Documentation
¶
Index ¶
Constants ¶
This section is empty.
Variables ¶
var ErrContentProcessingFailed = errors.New("content processing failed")
ErrContentProcessingFailed indicates that content processing failed.
Functions ¶
func InitializeProcessors ¶
func InitializeProcessors(cfg ProcessorConfig) ([]Processor, []Options, error)
InitializeProcessors initializes a list of processors based on the provided names and configurations. It returns a slice of Processor instances and their corresponding options. The options at index i correspond to the processor at index i in the processors slice.
Types ¶
type Options ¶
type Options struct {
// Minimum content length to consider valid (in characters)
MinContentLength int
// Whether to include images in the processed content
IncludeImages bool
// Whether to include tables in the processed content
IncludeTables bool
// Whether to include videos in the processed content
IncludeVideos bool
// Maximum length for article content (0 means no limit)
MaxContentLength int
// Additional processor-specific options
AdditionalOptions map[string]any
}
Options contains configuration for content processors.
func DefaultOptions ¶
func DefaultOptions() Options
DefaultOptions returns the default processor options.
type Processor ¶
type Processor interface {
// Process processes the raw content and updates the article with processed content
Process(article *models.Article, opts *Options) error
// Name returns the name of this processor
Name() string
}
Processor defines the interface for content processors.
type ProcessorConfig ¶
type ProcessorConfig struct {
// Processors is a list of processors to apply in the order defined
Processors []string `toml:"processors"`
// ProcessorConfigs contains optional configuration for each processor. If
// a processor is not configured, it will use its default settings.
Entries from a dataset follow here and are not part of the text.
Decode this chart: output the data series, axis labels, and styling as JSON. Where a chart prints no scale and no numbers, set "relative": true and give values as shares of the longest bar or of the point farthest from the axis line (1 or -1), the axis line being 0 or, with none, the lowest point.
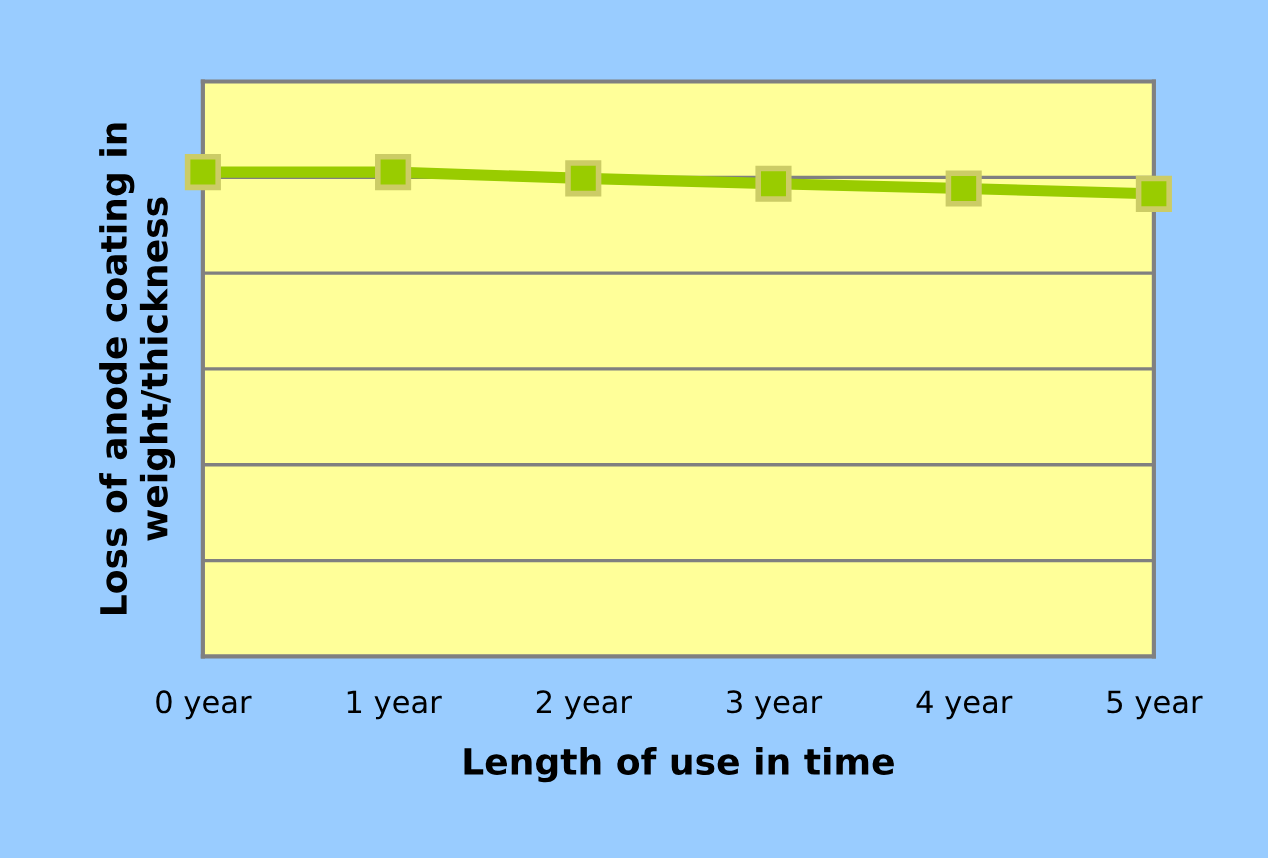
{
  "chart_data": {
    "type": "line",
    "relative": true,
    "xlabel": "Length of use in time",
    "ylabel": "Loss of anode coating in\nweight/thickness",
    "categories": [
      "0 year",
      "1 year",
      "2 year",
      "3 year",
      "4 year",
      "5 year"
    ],
    "series": [
      {
        "color": "#99cc00",
        "values": [
          1,
          1,
          0.987,
          0.976,
          0.966,
          0.955
        ]
      }
    ],
    "marker": "square",
    "line_style": "solid",
    "grid": "y",
    "legend": false
  }
}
ProcessorConfigs map[string]any `toml:"processor_configs"`
}
type ReadabilityProcessor ¶
type ReadabilityProcessor struct{}
ReadabilityProcessor uses go-readability to extract the main content from HTML.
func NewReadabilityProcessor ¶
func NewReadabilityProcessor() *ReadabilityProcessor
NewReadabilityProcessor creates a new readability-based content processor.
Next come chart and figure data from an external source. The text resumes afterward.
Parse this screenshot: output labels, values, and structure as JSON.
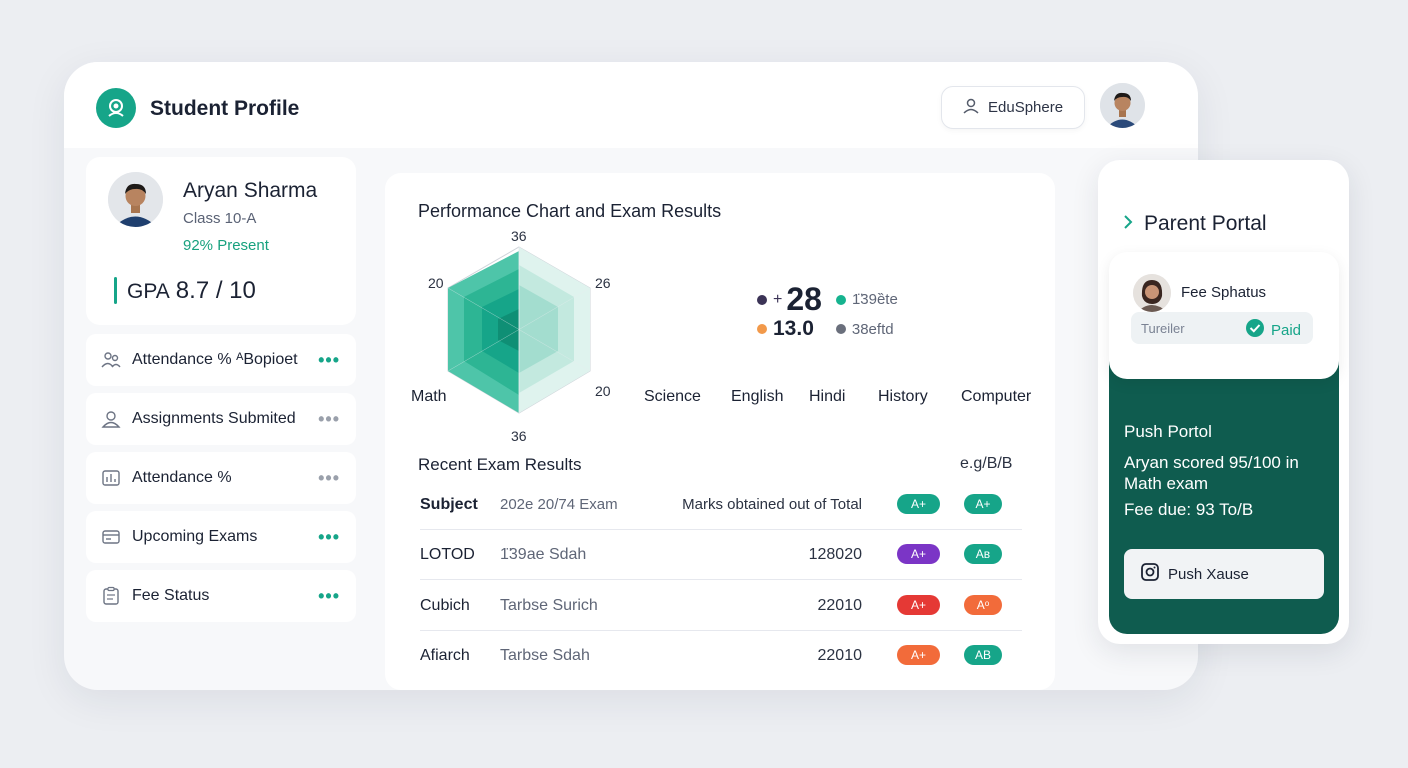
{
  "header": {
    "title": "Student Profile",
    "org_button": "EduSphere"
  },
  "profile": {
    "name": "Aryan Sharma",
    "class": "Class 10-A",
    "attendance": "92% Present",
    "gpa_label": "GPA",
    "gpa_value": "8.7 / 10"
  },
  "sidebar": {
    "items": [
      {
        "label": "Attendance % ᴬBopioet",
        "icon": "people-icon",
        "dots": "green"
      },
      {
        "label": "Assignments Submited",
        "icon": "user-icon",
        "dots": "gray"
      },
      {
        "label": "Attendance %",
        "icon": "chart-icon",
        "dots": "gray"
      },
      {
        "label": "Upcoming Exams",
        "icon": "card-icon",
        "dots": "green"
      },
      {
        "label": "Fee Status",
        "icon": "clipboard-icon",
        "dots": "green"
      }
    ]
  },
  "performance": {
    "title": "Performance Chart and Exam Results",
    "radar_labels": {
      "top": "36",
      "left": "20",
      "right": "26",
      "bottom_right": "20",
      "bottom": "36",
      "subject": "Math"
    },
    "stats": [
      {
        "prefix": "+",
        "value": "28",
        "color": "#3b3356",
        "tag": "1̈39ȅte",
        "tag_color": "#16b38f"
      },
      {
        "prefix": "",
        "value": "13.0",
        "color": "#f2994a",
        "tag": "38eftd",
        "tag_color": "#6a6f7c"
      }
    ],
    "subjects": [
      "Science",
      "English",
      "Hindi",
      "History",
      "Computer"
    ]
  },
  "exams": {
    "title": "Recent Exam Results",
    "grade_scale": "e.g/B/B",
    "header": {
      "subject": "Subject",
      "exam": "202e 20/74 Exam",
      "marks": "Marks obtained out of Total",
      "g1": "A+",
      "g1_color": "#16a589",
      "g2": "A+",
      "g2_color": "#16a589"
    },
    "rows": [
      {
        "subject": "LOTOD",
        "exam": "1̈39ae Sdah",
        "marks": "128020",
        "g1": "A+",
        "g1_color": "#7b35c6",
        "g2": "Aʙ",
        "g2_color": "#16a589"
      },
      {
        "subject": "Cubich",
        "exam": "Tarbse Surich",
        "marks": "22010",
        "g1": "A+",
        "g1_color": "#e53935",
        "g2": "Aᵒ",
        "g2_color": "#f26b3a"
      },
      {
        "subject": "Afiarch",
        "exam": "Tarbse Sdah",
        "marks": "22010",
        "g1": "A+",
        "g1_color": "#f26b3a",
        "g2": "AB",
        "g2_color": "#16a589"
      }
    ]
  },
  "parent_portal": {
    "title": "Parent Portal",
    "fee_title": "Fee Sphatus",
    "fee_label": "Tureiler",
    "fee_status": "Paid",
    "push_title": "Push Portol",
    "push_message": "Aryan scored 95/100 in Math exam",
    "fee_due": "Fee due: 93 To/B",
    "push_button": "Push Xause"
  },
  "colors": {
    "accent": "#16a589",
    "portal_green": "#0f5c4f"
  }
}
func (*ReadabilityProcessor) Name ¶
func (p *ReadabilityProcessor) Name() string
Name returns the name of this processor.
type SanitizerProcessor ¶ added in v0.2.0
type SanitizerProcessor struct{}
SanitizerProcessor is a processor that sanitizes HTML content.
func NewSanitizerProcessor ¶ added in v0.2.0
func NewSanitizerProcessor() *SanitizerProcessor
NewSanitizerProcessor creates a new instance of SanitizerProcessor.
func (*SanitizerProcessor) Name ¶ added in v0.2.0
func (s *SanitizerProcessor) Name() string